Sha. I renamed the tap interface 'VPN' in network connections.

dev tap
dev-node VPN
;ifconfig 10.8.0.1 10.8.0.2
server-bridge 192.168.1.8 255.255.255.0 192.168.1.50 192.168.1.55
ca ca.crt
cert zen.crt
key zen.key
dh dh1024.pem

OpenVPN finds the interface fine, but then after the 10 second sleep it seems to lose it.

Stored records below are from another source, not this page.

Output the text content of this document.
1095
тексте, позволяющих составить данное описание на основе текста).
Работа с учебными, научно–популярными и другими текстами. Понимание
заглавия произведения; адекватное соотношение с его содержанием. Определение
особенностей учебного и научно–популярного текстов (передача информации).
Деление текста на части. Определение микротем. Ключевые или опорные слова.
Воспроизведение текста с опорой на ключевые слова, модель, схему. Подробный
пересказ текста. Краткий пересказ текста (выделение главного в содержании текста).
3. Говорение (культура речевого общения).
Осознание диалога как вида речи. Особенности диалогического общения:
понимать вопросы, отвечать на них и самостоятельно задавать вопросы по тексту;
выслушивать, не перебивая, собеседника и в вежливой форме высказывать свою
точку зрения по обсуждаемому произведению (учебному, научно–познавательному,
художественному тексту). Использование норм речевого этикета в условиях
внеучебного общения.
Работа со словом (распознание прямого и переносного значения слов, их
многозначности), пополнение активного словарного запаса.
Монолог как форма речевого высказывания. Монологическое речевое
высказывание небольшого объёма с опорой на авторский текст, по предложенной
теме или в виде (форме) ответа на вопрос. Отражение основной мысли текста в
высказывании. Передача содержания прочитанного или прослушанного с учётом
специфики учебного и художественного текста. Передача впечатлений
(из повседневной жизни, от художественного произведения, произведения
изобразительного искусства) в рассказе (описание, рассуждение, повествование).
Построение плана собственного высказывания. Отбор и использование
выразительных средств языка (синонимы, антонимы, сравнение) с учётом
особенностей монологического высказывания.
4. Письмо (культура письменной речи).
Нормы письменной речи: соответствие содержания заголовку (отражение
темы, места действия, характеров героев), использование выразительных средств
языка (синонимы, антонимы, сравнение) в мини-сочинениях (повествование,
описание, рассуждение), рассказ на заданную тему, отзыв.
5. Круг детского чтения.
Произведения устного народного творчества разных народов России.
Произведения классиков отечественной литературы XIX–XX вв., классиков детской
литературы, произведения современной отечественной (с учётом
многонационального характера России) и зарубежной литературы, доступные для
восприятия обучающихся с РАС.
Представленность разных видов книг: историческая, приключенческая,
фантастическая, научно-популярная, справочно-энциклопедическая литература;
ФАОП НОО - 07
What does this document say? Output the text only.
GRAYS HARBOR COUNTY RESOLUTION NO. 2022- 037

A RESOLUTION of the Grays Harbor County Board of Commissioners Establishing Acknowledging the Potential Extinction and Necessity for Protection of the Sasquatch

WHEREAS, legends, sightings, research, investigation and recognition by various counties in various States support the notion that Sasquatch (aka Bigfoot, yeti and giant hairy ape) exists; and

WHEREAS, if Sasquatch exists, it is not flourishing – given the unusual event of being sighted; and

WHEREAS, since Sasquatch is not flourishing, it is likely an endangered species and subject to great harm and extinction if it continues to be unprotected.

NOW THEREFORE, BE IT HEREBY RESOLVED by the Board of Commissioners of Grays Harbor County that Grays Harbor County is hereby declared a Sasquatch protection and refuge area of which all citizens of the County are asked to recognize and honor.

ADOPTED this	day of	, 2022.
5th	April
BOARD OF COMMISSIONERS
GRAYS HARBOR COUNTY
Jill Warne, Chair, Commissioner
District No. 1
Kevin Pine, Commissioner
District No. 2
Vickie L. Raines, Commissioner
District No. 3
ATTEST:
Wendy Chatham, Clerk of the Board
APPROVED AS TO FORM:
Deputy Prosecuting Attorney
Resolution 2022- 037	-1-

Sat Jan 21 10:24:49 2006 OpenVPN 2.0.5 Win32-MinGW [SSL] [LZO] built on Nov 2 2005
Sat Jan 21 10:24:49 2006 IMPORTANT: OpenVPN's default port number is now 1194, based on an official port number assignment by IANA. OpenVPN 2.0-beta16 and earlier used 5000 as the default port.
Sat Jan 21 10:24:49 2006 WARNING: --keepalive option is missing from server config
Sat Jan 21 10:24:49 2006 TAP-WIN32 device [VPN] opened: \\.\Global\{9B1B6FE1-A4DE-458A-AB2D-85FB89A5446D}.tap
Sat Jan 21 10:24:49 2006 Sleeping for 10 seconds...
Sat Jan 21 10:24:59 2006 NOTE: could not get adapter index for \DEVICE\TCPIP_{9B1B6FE1-A4DE-458A-AB2D-85FB89A5446D}, status=55 : The specified network resource or device is no longer available.
Sat Jan 21 10:24:59 2006 UDPv4 link local (bound): [undef]:1194
Sat Jan 21 10:24:59 2006 UDPv4 link remote: [undef]
Sat Jan 21 10:24:59 2006 Initialization Sequence Completed

[Pu-239]

Just comment that line out- it's only required if you have more than one TAP interface set up.

[Stark]

Uncommenting the dev-node line makes no difference: I initially added it to try and fix this problem. It's not listed as a warning, and OpenVPN still starts, so I'm not sure if it will work or not.

[Pu-239]

If you add it, I think it has to be the same name as what shows up in network connections, eg "Local Area Connection 2" - the keepalive warning seems interesting- I'll reboot back into Windows and take a look.